In the case of the ACSC, which scored its own special breakout box under the heading of “improving agency procedures”, the lesson dished out is that there’s an established process for dealing with people who don’t like to take no for an answer, especially when anger management isn’t great.
The IGIS wrote that after it received the complaint, “the ACSC informed IGIS staff of their prior contact with the individual; the person’s emails had been blocked permanently due to their offensive language and threatening conduct towards ACSC staff.”
But as staff at agencies like the Tax Office, Centrelink and the Child Support Agency will attest, there are well worn ways of de-escalating and managing punters who go off-piste – and it’s a skillset the ACSC and ASD will need as they head into more public and contentious territory.
And only an unkind person would suggest that the craft of cryptography has for decades relied on the application of somewhat fixated minds to solve problems. We'll be the person and circle back to that point in a moment.

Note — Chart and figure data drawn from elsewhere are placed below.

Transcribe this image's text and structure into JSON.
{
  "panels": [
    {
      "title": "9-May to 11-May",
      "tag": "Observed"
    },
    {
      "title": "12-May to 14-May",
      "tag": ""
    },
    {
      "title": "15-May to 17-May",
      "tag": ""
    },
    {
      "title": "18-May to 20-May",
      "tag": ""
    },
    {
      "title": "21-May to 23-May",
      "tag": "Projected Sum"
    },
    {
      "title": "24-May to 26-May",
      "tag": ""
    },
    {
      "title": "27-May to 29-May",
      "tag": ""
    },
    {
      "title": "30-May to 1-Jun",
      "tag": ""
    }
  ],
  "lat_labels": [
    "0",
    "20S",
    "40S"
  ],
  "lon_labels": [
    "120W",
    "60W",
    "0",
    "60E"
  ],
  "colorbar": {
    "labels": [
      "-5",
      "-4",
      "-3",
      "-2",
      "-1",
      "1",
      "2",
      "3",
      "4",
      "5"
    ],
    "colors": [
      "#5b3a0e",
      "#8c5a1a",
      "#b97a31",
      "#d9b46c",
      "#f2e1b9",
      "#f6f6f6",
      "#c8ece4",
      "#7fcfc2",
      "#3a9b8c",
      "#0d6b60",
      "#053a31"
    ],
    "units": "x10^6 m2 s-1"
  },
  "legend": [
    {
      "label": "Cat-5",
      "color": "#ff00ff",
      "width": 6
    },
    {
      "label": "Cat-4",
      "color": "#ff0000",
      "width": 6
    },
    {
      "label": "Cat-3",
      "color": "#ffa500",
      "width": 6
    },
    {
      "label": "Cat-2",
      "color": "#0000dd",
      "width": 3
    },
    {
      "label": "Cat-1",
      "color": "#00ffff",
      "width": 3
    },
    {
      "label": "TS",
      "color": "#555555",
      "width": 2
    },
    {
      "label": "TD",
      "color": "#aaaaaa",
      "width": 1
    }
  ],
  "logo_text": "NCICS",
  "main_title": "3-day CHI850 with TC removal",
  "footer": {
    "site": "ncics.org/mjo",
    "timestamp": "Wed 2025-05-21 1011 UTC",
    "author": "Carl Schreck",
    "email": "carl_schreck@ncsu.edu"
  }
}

Here's what the IGIS had to say.
“The ACSC, which provides a range of services requiring public engagement, was unfamiliar with strategies for managing such problems. IGIS staff provided advice (and resources available from the Office of the Commonwealth Ombudsman) about appropriate management of unreasonable conduct to ASD,” the IGIS annual report said.
“As a result, the ACSC wrote to the individual formally advising the communication restrictions, the timeframe during which the restrictions would be imposed, and conditions to be met in regard to any future contact.
“The ACSC expressed appreciation for the guidance IGIS staff provided and indicated an intention to incorporate it in staff training.”
That may well be a prudent move, especially as law enforcement bodies like the FBI lift caution levels around the violent potential of people influenced by conspiracy theories and the Australian Federal Police bolster resources around "fixated threats".
The AFP's annual report reveals its Fixated Threat Assessment Team "assessed over 150 referrals, working collaboratively with international threat assessment networks as well as domestic and international fixated threat assessment centres."